Now, supply chain bottlenecks appear to be easing, and momentum is rising as manufacturers resume work and rebuild inventories. While risks remain for the global economy, the U.S. chemical industry is in a strong position going into 2022.
However, growth momentum has moderated, as the Delta variant of COVID-19 continues to spread and the Omicron variant raises new concerns, supply chains remain tangled, and inflation accelerates. The low vaccination rates in many emerging markets make these markets vulnerable to the ongoing and ever-changing pandemic. Manufacturing worldwide still is expanding but faces headwinds from supply chain disruptions, transportation bottlenecks, and labor shortages. Global trade volumes, which had rebounded sharply at the beginning of 2021, have eased. Bottlenecks at ports and shortages of shipping containers are factors as is lower production of certain categories of goods, e.g., motor vehicles and parts affected by shortages of semiconductors.

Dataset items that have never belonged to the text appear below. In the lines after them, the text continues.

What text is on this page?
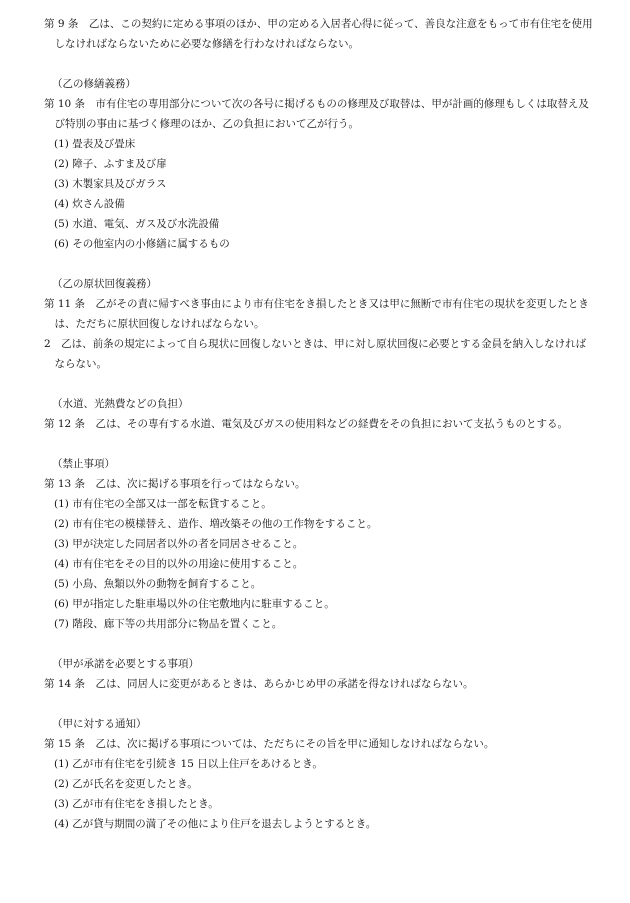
第 9 条　乙は、この契約に定める事項のほか、甲の定める入居者心得に従って、善良な注意をもって市有住宅を使用しなければならないために必要な修繕を行わなければならない。

（乙の修繕義務）

第 10 条　市有住宅の専用部分について次の各号に掲げるものの修理及び取替は、甲が計画的修理もしくは取替え及び特別の事由に基づく修理のほか、乙の負担において乙が行う。

(1) 畳表及び畳床

(2) 障子、ふすま及び扉

(3) 木製家具及びガラス

(4) 炊さん設備

(5) 水道、電気、ガス及び水洗設備

(6) その他室内の小修繕に属するもの

（乙の原状回復義務）

第 11 条　乙がその責に帰すべき事由により市有住宅をき損したとき又は甲に無断で市有住宅の現状を変更したときは、ただちに原状回復しなければならない。

2　乙は、前条の規定によって自ら現状に回復しないときは、甲に対し原状回復に必要とする金員を納入しなければならない。

（水道、光熱費などの負担）

第 12 条　乙は、その専有する水道、電気及びガスの使用料などの経費をその負担において支払うものとする。

（禁止事項）

第 13 条　乙は、次に掲げる事項を行ってはならない。

(1) 市有住宅の全部又は一部を転貸すること。

(2) 市有住宅の模様替え、造作、増改築その他の工作物をすること。

(3) 甲が決定した同居者以外の者を同居させること。

(4) 市有住宅をその目的以外の用途に使用すること。

(5) 小鳥、魚類以外の動物を飼育すること。

(6) 甲が指定した駐車場以外の住宅敷地内に駐車すること。

(7) 階段、廊下等の共用部分に物品を置くこと。

（甲が承諾を必要とする事項）

第 14 条　乙は、同居人に変更があるときは、あらかじめ甲の承諾を得なければならない。

（甲に対する通知）

第 15 条　乙は、次に掲げる事項については、ただちにその旨を甲に通知しなければならない。

(1) 乙が市有住宅を引続き 15 日以上住戸をあけるとき。

(2) 乙が氏名を変更したとき。

(3) 乙が市有住宅をき損したとき。

(4) 乙が貸与期間の満了その他により住戸を退去しようとするとき。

In the United States, the recovery that began in April 2020 continues to expand. However, activity in the third quarter markedly decelerated compared to growth in the first half of the year because supply couldn’t keep up with demand. Now, supply and demand slowly are realigning. Port backlogs are starting to clear, and the strong job market will pull more people into the labor force. Higher employment will offset the removal of federal stimulus, and support continued strong levels of consumer spending. Many indicators now point to continued expansion into 2022.
American gross domestic product (GDP) expanded by 5.6% during 2021, compared to a 3.4% contraction in 2020 (Figure 1) but should ease to 4.2% this year. Tempered by the continuing health crisis and supply chain disruptions, the global economy continues to recover but its growth also should slip, from 5.7% in 2021 to 4.4% in 2022.